Let’s break down and summarize the problem and its solution step by step: --- ### **Problem Overview** Roy Creasey Enterprises is moving to a new, larger machine shop with **six production areas** (rooms), each roughly equal in size. The main goal is to **minimize the movement distance of materials** between the different processes. - **Flow Matrix:** Shows how many loads move between each process per month. - **Distance Matrix:** Shows the walking distance (in feet) between each pair of rooms in the proposed layout. --- ### **Key Steps in the Solution** 1. **Identify High-Flow Pairs:** - **Materials ↔ Welding** = 100 loads (highest movement) - **Drills ↔ Grinders** = 70 loads (second highest movement) These processes should be **placed close together** in the layout to minimize travel distance. 2. **Proposed Layout (Based on Flow Analysis):** - **Room 1 = Benders** - **Room 2 = Materials** - **Room 3 = Welding** - **Room 4 = Drills** - **Room 5 = Grinders** - **Room 6 = Lathes** 3. **Calculate Total Cumulative Distance:** - For each pair of processes, multiply the **number of loads** (from the flow matrix) by the **distance between their assigned rooms** (from the distance matrix). - **Sum up** all these products to get the **cumulative distance** for the whole layout. --- ### **Final Summary** - The processes **Materials and Welding** and **Drills and Grinders** should be placed in rooms next to each other to reduce the largest flows of materials. - A possible room assignment is shown above. - **Cumulative distance calculation:** (You would need to calculate this by plugging the room assignments into the matrices and summing all the products of flows × distances.) --- #### **Calculation Example (for one flow):** For **Materials (Room 2)** to **Welding (Room 3)**: - Loads = 100 - Distance between Room 2 and 3 = 20 feet - Total = 100 × 20 = **2000 feet** Repeat this for all flows (in both directions), sum them up, and that’s your answer for the cumulative distance. --- **In summary:** - **Layout is designed to minimize the distance the highest-volume material flows must travel.** - **Calculate the total by multiplying each flow by its corresponding room-to-room distance and summing.** - **Enter the final total cumulative distance in feet.** --- Let me know if you need the detailed step-by-step calculation for the cumulative distance!

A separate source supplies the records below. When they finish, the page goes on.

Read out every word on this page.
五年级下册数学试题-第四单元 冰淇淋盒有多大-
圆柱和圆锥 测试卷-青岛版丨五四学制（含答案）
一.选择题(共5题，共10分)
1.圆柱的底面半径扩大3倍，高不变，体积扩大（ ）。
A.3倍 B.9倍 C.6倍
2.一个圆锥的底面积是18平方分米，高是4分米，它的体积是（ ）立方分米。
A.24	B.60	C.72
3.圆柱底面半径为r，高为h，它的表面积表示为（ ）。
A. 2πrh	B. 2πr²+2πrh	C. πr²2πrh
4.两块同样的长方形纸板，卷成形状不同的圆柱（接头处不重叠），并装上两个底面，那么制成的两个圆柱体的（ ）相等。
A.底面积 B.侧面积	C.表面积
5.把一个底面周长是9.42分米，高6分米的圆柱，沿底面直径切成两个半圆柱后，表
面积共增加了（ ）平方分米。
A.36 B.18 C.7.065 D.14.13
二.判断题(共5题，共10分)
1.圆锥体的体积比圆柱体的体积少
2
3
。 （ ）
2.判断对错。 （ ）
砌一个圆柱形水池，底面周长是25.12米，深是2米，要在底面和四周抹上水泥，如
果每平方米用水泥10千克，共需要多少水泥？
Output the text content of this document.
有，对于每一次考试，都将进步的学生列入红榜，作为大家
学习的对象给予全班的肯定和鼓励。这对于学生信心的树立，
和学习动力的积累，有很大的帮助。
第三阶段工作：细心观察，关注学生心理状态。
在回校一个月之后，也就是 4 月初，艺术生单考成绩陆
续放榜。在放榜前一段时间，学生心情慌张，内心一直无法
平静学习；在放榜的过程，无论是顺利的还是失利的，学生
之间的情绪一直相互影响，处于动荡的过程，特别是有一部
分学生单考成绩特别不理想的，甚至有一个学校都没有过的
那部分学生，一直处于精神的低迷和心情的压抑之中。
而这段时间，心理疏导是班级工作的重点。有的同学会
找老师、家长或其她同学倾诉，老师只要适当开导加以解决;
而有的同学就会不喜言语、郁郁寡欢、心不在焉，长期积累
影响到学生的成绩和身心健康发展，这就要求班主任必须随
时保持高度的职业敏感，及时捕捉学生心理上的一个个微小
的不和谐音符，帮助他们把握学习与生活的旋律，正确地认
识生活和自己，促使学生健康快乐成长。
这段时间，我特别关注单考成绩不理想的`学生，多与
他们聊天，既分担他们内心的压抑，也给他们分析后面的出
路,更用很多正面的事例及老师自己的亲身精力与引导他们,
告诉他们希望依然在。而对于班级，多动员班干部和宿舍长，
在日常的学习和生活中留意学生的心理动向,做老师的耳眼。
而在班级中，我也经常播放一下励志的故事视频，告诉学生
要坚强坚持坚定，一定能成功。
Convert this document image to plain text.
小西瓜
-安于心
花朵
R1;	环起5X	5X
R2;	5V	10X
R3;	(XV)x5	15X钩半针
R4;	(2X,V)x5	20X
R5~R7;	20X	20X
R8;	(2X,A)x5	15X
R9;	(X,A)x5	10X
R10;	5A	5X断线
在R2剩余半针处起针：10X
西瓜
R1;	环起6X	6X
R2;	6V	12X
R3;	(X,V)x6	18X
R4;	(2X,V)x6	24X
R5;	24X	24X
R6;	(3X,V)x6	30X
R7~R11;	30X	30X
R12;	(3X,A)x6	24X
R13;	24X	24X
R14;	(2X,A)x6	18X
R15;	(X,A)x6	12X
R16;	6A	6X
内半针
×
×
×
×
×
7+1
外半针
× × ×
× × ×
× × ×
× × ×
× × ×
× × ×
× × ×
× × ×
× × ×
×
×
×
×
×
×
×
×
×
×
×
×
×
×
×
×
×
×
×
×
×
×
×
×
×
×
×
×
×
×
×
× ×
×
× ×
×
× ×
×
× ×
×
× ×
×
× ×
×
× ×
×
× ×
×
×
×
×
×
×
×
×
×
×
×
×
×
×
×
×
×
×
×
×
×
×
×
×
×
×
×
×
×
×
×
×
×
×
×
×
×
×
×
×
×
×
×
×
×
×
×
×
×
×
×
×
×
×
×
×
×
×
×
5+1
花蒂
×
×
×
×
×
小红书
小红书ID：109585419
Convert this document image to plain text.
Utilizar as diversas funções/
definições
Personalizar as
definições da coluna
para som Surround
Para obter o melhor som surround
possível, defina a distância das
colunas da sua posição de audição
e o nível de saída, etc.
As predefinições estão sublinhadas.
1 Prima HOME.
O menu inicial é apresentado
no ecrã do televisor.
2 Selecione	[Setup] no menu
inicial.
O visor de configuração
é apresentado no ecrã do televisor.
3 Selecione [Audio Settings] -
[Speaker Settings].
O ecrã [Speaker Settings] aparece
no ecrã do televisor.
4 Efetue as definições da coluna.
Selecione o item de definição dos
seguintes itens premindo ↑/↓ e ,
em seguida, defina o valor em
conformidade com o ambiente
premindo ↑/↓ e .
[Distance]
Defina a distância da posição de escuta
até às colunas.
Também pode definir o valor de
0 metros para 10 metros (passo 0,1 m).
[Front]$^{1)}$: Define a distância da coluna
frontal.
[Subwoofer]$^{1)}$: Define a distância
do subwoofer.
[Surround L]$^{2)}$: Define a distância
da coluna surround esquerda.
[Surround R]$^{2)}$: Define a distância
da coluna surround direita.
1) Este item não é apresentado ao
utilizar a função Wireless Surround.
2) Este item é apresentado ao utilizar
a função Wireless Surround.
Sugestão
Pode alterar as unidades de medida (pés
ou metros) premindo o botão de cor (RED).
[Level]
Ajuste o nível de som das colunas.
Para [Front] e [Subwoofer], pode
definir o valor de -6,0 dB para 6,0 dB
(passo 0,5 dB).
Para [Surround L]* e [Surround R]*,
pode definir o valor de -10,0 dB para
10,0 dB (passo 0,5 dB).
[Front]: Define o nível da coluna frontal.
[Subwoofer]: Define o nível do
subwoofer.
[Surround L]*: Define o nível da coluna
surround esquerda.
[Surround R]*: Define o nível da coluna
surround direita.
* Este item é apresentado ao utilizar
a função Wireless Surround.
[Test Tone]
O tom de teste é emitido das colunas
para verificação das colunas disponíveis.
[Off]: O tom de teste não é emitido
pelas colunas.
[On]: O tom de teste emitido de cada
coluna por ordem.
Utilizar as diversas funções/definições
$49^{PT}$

Certainly! Here's a concise explanation and a final summary of the problem and solution: --- ### **Explanation** Roy Creasey Enterprises is relocating to a larger facility with six rooms, each to house different manufacturing processes: Benders, Materials, Welding, Drills, Grinders, and Lathes. The goal is to arrange these processes in the new layout to minimize the total movement of materials between rooms. To achieve this, the company analyzed: - **Flow matrix:** Number of loads moved between processes. - **Distance matrix:** Distances between potential room locations. **Key insights:** - The highest flow of materials occurs between **Materials and Welding**, so these should be placed close to each other. - The second highest flow is between **Drills and Grinders**, which should also be adjacent. Based on this, a proposed room assignment is: | Room | Process | |---------|--------------| | 1 | Benders | | 2 | Materials | | 3 | Welding | | 4 | Drills | | 5 | Grinders | | 6 | Lathes | ### **Final Calculation** To find the **total cumulative distance**, multiply each flow (from the flow matrix) by the distance between the assigned rooms (from the distance matrix), and sum all these products. **Example:** - For Materials (Room 2) to Welding (Room 3): - Loads = 100 - Distance = 20 feet - Total = 100 × 20 = 2,000 feet Repeat for all process pairs, sum all products to get the total. --- ### **Final Summary** By arranging processes with high flow between them in rooms close together, the total movement distance is minimized. After calculating all the flow-distance products, the sum will give the **overall movement of materials in feet** for this layout. **Enter this summed value as the final cumulative distance.** --- If you need the detailed calculation with all flow pairs, I can help with that, too!